Alexis Davison, Director, Program Services and Engineering, Major Road Projects Victoria:

I agree, I think education and awareness is the key.

And you saw this morning, that even if we halve the amount of plastic that we make in the world we’re still not even scratching the surface in using it as a valuable resource.

So we need to use more material but we also need to create less waste, so putting it in front of people’s faces is the way forward.

Professor Tim Flannery:

Yeah, no thank you, that’s great.

Look, we’re out of time sadly for more questions, but could I thank you both, John and Alexis, for the fantastic session and for your leadership in this area, it’s really inspiring.

Text: Victoria’s Big Build. EcologiQ Greener Infrastructure Conference 2022. Victoria State Government.

Professor Tim Flannery:

Okay, we’re now going into a lunch break and we’re going to resume the next session with a panel discussion on jurisdictional approaches to driving greener outcomes through procurement and policy, and that’s at 1:30pm.
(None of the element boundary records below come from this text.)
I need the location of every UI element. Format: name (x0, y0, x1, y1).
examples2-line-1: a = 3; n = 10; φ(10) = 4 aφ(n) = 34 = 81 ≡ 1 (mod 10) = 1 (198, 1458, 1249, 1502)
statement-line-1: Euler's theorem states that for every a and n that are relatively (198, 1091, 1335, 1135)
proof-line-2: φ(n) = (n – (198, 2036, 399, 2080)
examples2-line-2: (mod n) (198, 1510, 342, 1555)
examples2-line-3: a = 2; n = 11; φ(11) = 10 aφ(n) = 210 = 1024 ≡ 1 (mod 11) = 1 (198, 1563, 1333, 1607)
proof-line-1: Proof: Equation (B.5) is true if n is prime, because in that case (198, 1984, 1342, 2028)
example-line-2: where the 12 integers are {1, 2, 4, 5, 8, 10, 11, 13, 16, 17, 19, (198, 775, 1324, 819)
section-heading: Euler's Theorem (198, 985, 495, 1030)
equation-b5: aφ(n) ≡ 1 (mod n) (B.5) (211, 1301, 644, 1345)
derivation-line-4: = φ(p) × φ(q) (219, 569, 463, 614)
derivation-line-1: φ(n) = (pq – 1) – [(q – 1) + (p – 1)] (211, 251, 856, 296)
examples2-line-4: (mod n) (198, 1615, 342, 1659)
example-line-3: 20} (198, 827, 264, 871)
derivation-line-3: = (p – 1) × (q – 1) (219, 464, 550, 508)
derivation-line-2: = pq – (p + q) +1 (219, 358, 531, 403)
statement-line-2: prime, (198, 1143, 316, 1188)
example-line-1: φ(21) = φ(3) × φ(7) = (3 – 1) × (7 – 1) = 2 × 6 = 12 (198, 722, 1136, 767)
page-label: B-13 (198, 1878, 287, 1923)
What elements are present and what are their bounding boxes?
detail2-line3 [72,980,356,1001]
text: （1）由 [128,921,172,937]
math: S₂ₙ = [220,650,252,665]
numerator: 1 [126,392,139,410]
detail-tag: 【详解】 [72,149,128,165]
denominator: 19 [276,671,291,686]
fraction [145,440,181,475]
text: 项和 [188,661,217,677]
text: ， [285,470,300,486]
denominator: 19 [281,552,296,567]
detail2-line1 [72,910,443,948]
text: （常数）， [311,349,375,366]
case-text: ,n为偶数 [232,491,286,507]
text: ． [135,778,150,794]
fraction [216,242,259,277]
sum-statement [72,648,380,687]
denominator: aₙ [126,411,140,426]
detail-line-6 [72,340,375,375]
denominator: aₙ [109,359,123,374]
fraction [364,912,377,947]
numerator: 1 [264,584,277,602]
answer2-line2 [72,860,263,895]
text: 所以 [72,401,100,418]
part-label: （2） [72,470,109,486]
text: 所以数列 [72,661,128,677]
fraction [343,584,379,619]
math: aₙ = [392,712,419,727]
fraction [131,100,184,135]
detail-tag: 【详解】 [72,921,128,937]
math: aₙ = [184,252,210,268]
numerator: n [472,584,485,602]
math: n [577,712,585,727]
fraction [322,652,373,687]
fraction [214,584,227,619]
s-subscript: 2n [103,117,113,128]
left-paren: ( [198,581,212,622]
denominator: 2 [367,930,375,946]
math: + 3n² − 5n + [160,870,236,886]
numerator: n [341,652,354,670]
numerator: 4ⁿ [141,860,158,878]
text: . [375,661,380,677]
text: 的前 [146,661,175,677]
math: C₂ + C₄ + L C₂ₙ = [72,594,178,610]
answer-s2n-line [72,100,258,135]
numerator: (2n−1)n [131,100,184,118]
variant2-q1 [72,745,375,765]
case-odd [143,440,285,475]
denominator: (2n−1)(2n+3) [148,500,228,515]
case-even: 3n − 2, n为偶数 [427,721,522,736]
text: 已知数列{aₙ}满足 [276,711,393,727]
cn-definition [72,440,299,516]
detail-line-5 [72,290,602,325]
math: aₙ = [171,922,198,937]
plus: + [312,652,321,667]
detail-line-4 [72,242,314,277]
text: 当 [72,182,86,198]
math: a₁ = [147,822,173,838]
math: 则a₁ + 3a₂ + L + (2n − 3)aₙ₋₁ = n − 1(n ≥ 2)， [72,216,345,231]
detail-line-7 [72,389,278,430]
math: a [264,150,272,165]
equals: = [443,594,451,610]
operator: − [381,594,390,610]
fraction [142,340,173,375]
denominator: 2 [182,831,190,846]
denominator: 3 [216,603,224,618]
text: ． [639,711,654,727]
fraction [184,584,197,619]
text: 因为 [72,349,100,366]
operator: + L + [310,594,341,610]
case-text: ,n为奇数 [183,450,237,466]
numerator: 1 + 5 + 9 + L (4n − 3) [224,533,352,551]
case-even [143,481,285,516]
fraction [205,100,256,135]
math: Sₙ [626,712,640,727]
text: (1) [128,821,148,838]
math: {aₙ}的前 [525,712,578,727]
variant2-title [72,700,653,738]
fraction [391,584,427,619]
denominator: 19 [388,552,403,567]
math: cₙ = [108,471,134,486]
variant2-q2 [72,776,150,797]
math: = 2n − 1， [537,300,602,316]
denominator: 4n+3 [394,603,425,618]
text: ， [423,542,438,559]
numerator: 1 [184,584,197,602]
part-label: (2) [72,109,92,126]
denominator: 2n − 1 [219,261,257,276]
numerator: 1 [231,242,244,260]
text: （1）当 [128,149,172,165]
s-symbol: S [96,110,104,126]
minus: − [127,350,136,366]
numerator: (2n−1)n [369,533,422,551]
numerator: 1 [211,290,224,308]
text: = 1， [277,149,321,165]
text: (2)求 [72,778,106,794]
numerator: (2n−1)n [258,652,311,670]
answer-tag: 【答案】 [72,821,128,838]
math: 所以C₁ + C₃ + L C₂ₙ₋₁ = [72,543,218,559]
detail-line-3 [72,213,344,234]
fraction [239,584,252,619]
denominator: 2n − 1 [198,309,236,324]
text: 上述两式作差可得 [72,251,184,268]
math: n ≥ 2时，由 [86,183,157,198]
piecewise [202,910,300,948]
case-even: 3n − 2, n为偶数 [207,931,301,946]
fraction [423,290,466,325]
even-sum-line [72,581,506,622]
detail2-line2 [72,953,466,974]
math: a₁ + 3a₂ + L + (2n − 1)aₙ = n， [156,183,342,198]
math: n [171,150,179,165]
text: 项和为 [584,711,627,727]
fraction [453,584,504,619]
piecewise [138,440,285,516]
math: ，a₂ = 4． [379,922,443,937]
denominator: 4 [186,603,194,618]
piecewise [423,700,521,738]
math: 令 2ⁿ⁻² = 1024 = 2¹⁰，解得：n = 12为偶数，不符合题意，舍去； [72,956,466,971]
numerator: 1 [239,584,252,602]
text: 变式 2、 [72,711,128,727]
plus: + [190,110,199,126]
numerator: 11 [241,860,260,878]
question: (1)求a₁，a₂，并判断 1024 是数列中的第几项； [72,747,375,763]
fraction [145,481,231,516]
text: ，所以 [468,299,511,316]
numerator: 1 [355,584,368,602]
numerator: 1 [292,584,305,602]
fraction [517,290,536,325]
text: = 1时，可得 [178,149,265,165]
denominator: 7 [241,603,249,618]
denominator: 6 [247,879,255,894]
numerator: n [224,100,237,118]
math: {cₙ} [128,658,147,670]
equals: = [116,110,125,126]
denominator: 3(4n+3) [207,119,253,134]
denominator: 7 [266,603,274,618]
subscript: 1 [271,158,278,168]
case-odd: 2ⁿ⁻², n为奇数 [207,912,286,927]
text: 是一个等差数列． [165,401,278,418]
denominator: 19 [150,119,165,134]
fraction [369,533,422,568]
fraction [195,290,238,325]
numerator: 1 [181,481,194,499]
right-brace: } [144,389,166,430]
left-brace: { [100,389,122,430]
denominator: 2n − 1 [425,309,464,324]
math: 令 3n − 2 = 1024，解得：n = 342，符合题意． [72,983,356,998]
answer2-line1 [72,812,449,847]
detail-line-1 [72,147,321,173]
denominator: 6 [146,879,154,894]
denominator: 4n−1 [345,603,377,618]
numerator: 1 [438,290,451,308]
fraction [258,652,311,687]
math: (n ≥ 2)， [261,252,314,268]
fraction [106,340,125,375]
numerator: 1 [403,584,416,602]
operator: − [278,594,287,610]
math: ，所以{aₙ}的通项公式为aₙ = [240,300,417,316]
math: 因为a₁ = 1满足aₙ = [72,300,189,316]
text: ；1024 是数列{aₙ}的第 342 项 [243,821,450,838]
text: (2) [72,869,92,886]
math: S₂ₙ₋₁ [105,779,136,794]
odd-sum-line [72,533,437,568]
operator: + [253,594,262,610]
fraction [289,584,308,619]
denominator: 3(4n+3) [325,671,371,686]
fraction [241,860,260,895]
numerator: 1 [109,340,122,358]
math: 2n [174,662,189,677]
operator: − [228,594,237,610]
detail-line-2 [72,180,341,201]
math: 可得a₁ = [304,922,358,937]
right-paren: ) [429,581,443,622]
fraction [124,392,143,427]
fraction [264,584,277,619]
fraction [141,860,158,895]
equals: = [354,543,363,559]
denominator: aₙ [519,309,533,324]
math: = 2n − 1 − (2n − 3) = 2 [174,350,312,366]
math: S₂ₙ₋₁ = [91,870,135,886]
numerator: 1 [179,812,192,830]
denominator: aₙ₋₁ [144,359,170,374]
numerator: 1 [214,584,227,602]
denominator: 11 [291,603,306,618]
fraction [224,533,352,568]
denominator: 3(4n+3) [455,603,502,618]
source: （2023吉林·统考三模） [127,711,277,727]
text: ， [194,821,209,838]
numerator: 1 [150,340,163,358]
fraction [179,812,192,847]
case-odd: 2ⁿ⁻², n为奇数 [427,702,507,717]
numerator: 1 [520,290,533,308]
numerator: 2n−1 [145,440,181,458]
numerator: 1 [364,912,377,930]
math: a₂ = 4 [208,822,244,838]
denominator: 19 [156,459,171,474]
Before we break I’d like to encourage once again to visit the trades hall theatre to listen to a line-up of supplier conversations and get to know some of our exhibitors a little bit better.

It’s a great opportunity to learn more about their recycled products, to hear about the barriers that they’ve overcome, and to share their wings on a journey to procurement on Big Build projects.

These short and sharp 15 minute conversations will be hosted by the ecologiQ team and include ample opportunity for audience questions.

So enjoy your lunch and we’ll see you back here at 1:30.

Thank you.

Text: Victoria’s Big Build. EcologiQ Greener Infrastructure Conference 2022. Victoria State Government.